Most of the systems mathematicians are interested in are consistent, which means, by Gödel's incompleteness theorems, that there must be unprovable statements.
I've seen a simple natural language statement here and elsewhere that's supposed to illustrate this: "I am not a provable statement." which leads to a paradox if false and logical disconnect if true (i.e. logic doesn't work to prove it by definition). Like this answer explains: https://math.stackexchange.com/a/453764/197692.
The natural language statement is simple enough for people to get why there's a problem here. But Gödel's incompleteness theorems show that similar statements exist within mathematical systems.
My question then is, are there a simple unprovable statements, that would seem intuitively true to the layperson, or is intuitively unprovable, to illustrate the same concept in, say, integer arithmetic or algebra?
My understanding is that the continuum hypothesis is an example of an unprovable statement in Zermelo-Fraenkel set theory, but that's not really simple or intuitive.
Can someone give a good example you can point to and say "That's what Gödel's incompleteness theorems are talking about"? Or is this just something that is fundamentally hard to show mathematically?
Update: There are some fantastic answers here that are certainly accessible. It will be difficult to pick a "right" one.

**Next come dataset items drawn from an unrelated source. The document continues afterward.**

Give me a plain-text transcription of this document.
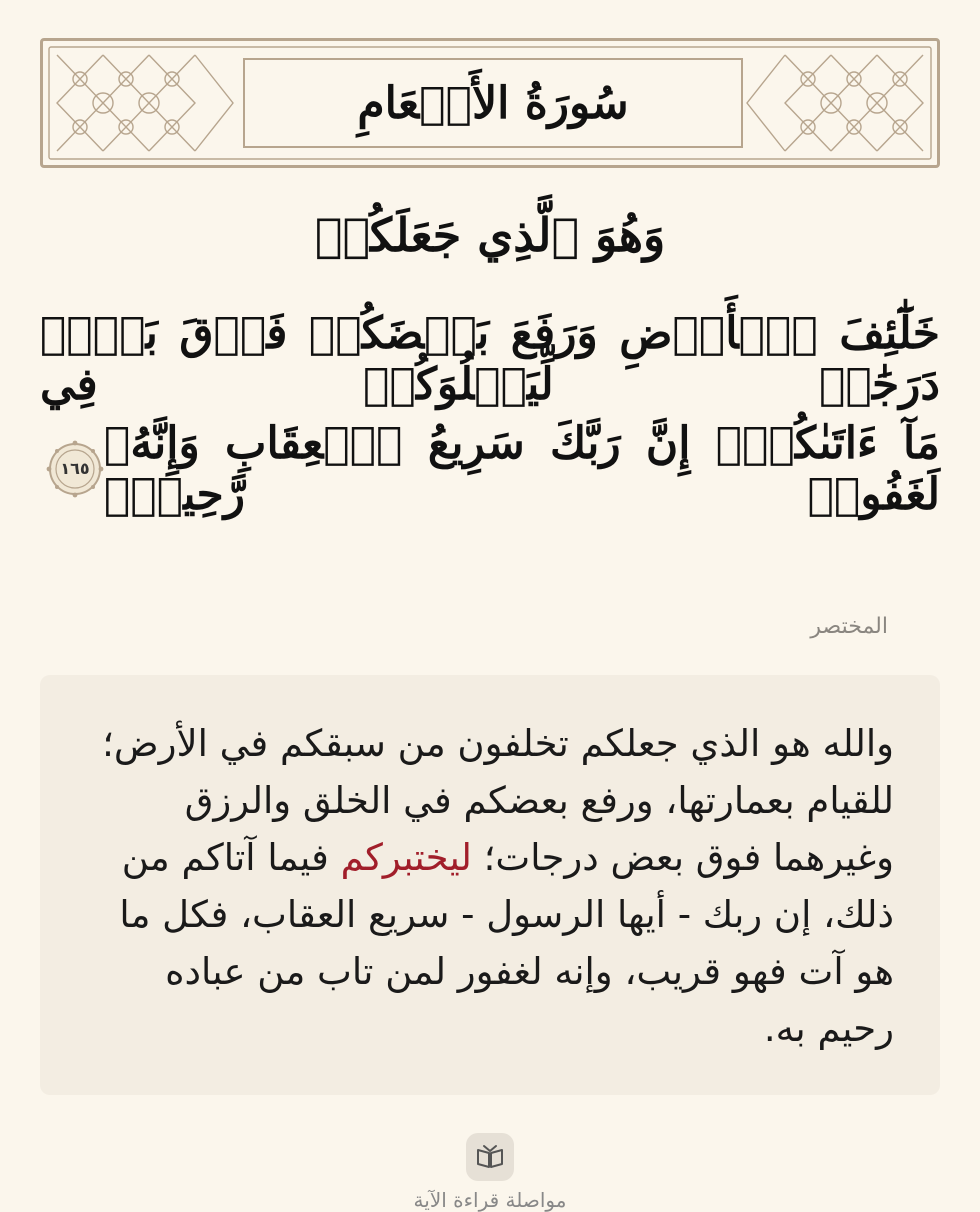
سُورَةُ الأَنۡعَامِ
وَهُوَ ٱلَّذِي جَعَلَكُمۡ
خَلَٰٓئِفَ ٱلۡأَرۡضِ وَرَفَعَ بَعۡضَكُمۡ فَوۡقَ بَعۡضٖ دَرَجَٰتٖ لِّيَبۡلُوَكُمۡ فِي
مَآ ءَاتَىٰكُمۡۗ إِنَّ رَبَّكَ سَرِيعُ ٱلۡعِقَابِ وَإِنَّهُۥ لَغَفُورٞ رَّحِيمُۢ
١٦٥
المختصر

والله هو الذي جعلكم تخلفون من سبقكم في الأرض؛ للقيام بعمارتها، ورفع بعضكم في الخلق والرزق وغيرهما فوق بعض درجات؛ ليختبركم فيما آتاكم من ذلك، إن ربك - أيها الرسول - سريع العقاب، فكل ما هو آت فهو قريب، وإنه لغفور لمن تاب من عباده رحيم به.

مواصلة قراءة الآية
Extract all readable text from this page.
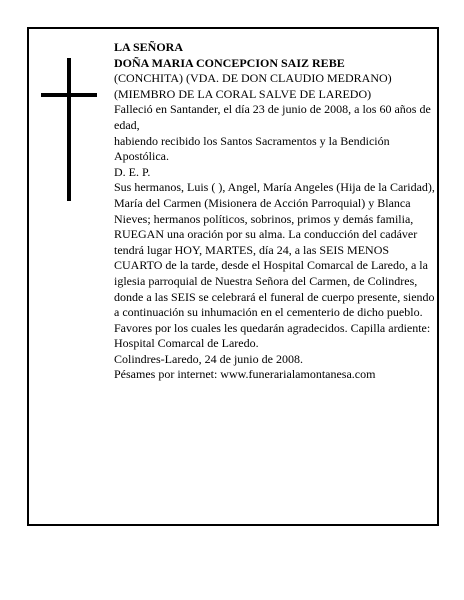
LA SEÑORA

DOÑA MARIA CONCEPCION SAIZ REBE

(CONCHITA) (VDA. DE DON CLAUDIO MEDRANO) (MIEMBRO DE LA CORAL SALVE DE LAREDO)

Falleció en Santander, el día 23 de junio de 2008, a los 60 años de edad,

habiendo recibido los Santos Sacramentos y la Bendición Apostólica.

D. E. P.

Sus hermanos, Luis ( ), Angel, María Angeles (Hija de la Caridad), María del Carmen (Misionera de Acción Parroquial) y Blanca Nieves; hermanos políticos, sobrinos, primos y demás familia,

RUEGAN una oración por su alma. La conducción del cadáver tendrá lugar HOY, MARTES, día 24, a las SEIS MENOS CUARTO de la tarde, desde el Hospital Comarcal de Laredo, a la iglesia parroquial de Nuestra Señora del Carmen, de Colindres, donde a las SEIS se celebrará el funeral de cuerpo presente, siendo a continuación su inhumación en el cementerio de dicho pueblo. Favores por los cuales les quedarán agradecidos. Capilla ardiente: Hospital Comarcal de Laredo.

Colindres-Laredo, 24 de junio de 2008.

Pésames por internet: www.funerarialamontanesa.com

Originally I was hoping for something a high school student could understand, without having to explain axiomatic set theory, or Peano Arithmetic, or countable versus uncountable, or non-euclidean geometry. But the impression I am getting is that in a sufficiently well developed mathematical system, mathematician's have plumbed the depths of it to the point where potentially unprovable statements either remain as conjecture and are therefore hard to grasp by nature (because very smart people are stumped by them), or, once shown to be unprovable, become axiomatic in some new system or branch of systems.